Tickling competitions (for those not familiar) involve young men participating in a game of endurance wherein they are strapped down and tickled by numerous other young men, all in revealing gym clothing. When Farrier discovers that teenagers from New Zealand and elsewhere were being flown to the US to participate in these competitions (all expenses paid), he did what any good reporter would and stuck his nose into other people's business. He reached out to Jane O'Brien Media, the organization that sponsors the tickling competitions, for an interview. In response, Jane O'Brien Media almost immediately confronted him with an aggressive letter suggesting he and his bisexual preferences are perverted and he will not be granted an interview. This is a bit confusing due to the obviously homoerotic vibe of these tickling videos, but that's only the beginning of where this story gets bizarre.
Farrier quickly joins forces with fellow Kiwi and internet nerd Dylan Reeve (the co- director of the film) and they begin to dig. Reeve, having previously worked with internet service providers, knows how to access and research online data and started researching the history of this organization and its representative "Debra," with whom they've been corresponding. At this point, the layers slowly begin to unravel and the audience's awkward giggles fade. Before you know it, your seemingly innocent trip into a colorful rabbit hole of "weird stuff humans do" is transformed into a tornado of deception, greed, and control.
As Farrier went deeper into researching Jane O'Brien Media—often working from his couch with a live parrot on his shoulder—the offensive email attacks quickly turned into legal threats followed by a personal visit from two New York lawyers to his office in New Zealand. Farrier and Reeve opened up a Pandora's Box into the world of endurance tickling and it is not pretty.

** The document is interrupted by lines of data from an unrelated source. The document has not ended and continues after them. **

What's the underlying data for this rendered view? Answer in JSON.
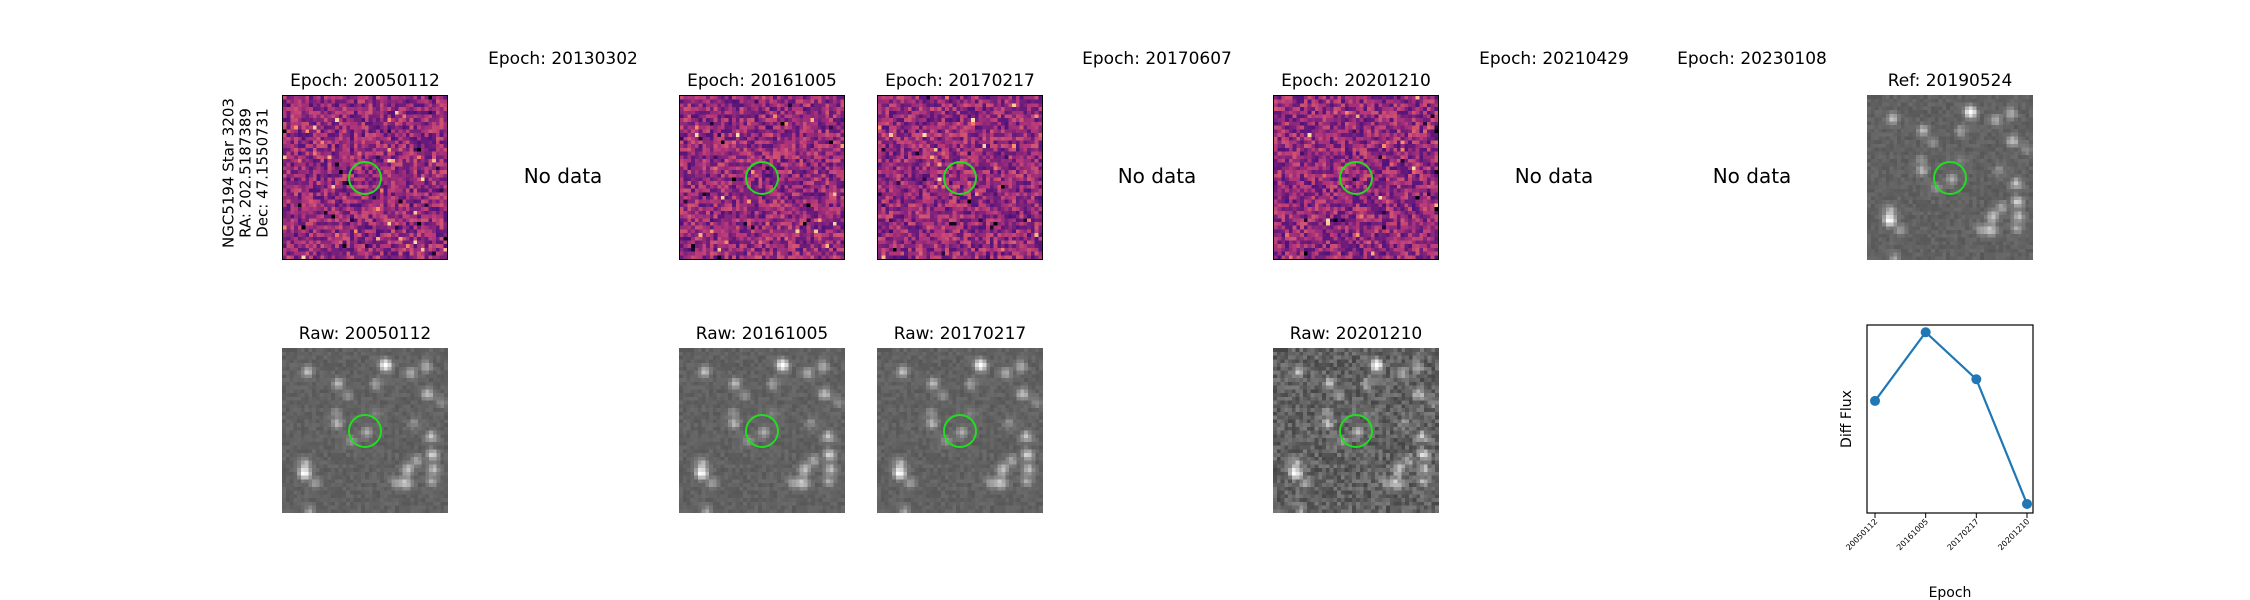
{
  "side_label": {
    "line1": "NGC5194 Star 3203",
    "line2": "RA: 202.5187389",
    "line3": "Dec: 47.1550731"
  },
  "top_titles": [
    "Epoch: 20050112",
    "Epoch: 20130302",
    "Epoch: 20161005",
    "Epoch: 20170217",
    "Epoch: 20170607",
    "Epoch: 20201210",
    "Epoch: 20210429",
    "Epoch: 20230108",
    "Ref: 20190524"
  ],
  "no_data_text": "No data",
  "raw_titles": [
    "Raw: 20050112",
    "Raw: 20161005",
    "Raw: 20170217",
    "Raw: 20201210"
  ],
  "colors": {
    "circle": "#22dd22",
    "line": "#1f77b4"
  },
  "chart_data": {
    "type": "line",
    "categories": [
      "20050112",
      "20161005",
      "20170217",
      "20201210"
    ],
    "values": [
      0.62,
      1.0,
      0.74,
      0.05
    ],
    "xlabel": "Epoch",
    "ylabel": "Diff Flux",
    "ylim": [
      0,
      1.04
    ],
    "grid": false,
    "y_ticks_shown": false
  }
}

Unwilling to back down despite the legal actions taken by Jane O'Brien Media, they head to America and begin interviewing people involved in the tickling ring. They fail in an attempt to sneak into a Jane O'Brien video shoot (held in some sketchy warehouse) so instead they find themselves in the house of a small-scale tickling entrepreneur—a mid-50's clean cut man living in Florida—and witness a "session." Allow me to paint the picture: The "client," a fit young man in his late teens, early 20s comes over, takes off his shirt, and gets strapped in for 20 minutes of non- stop, video-recorded tickling. The tickling involves the use of various objects including an electric toothbrush, feathers, and, of course, the Florida man's hands. Watching this attractive young man squirm and giggle while being dominated and tortured with no way to escape creates an incredibly voyeuristic scene that leaves Farrier visibly uncomfortable.
The film's success is rooted in the non-stop peeling back of layers of manipulation which draws the viewer deeper and deeper into the core of this disturbing world. As Farrier and Reeve continue to piece together the mystery of who is running the Jane O'Brien empire through accounts from its victims, it becomes clear that the organization is using money to target and manipulate a certain demographics— young, low-income boys—and then basically ruining many of their lives with the footage. It's like a psychological mystery thriller after-school special and the lesson is still, "don't talk to strangers."
The film is really a journey running through themes of domination, manipulation, the power of the internet, bullying, the dynamics in economic inequality and greed all rolled into one. It's an exposé that involves a real emotional roller-coaster and a must-see film. Especially if you want to laugh and then feel awkward for laughing, get mad, maybe laugh again, and perhaps shed a tear, too. Feel the feelings, see the film.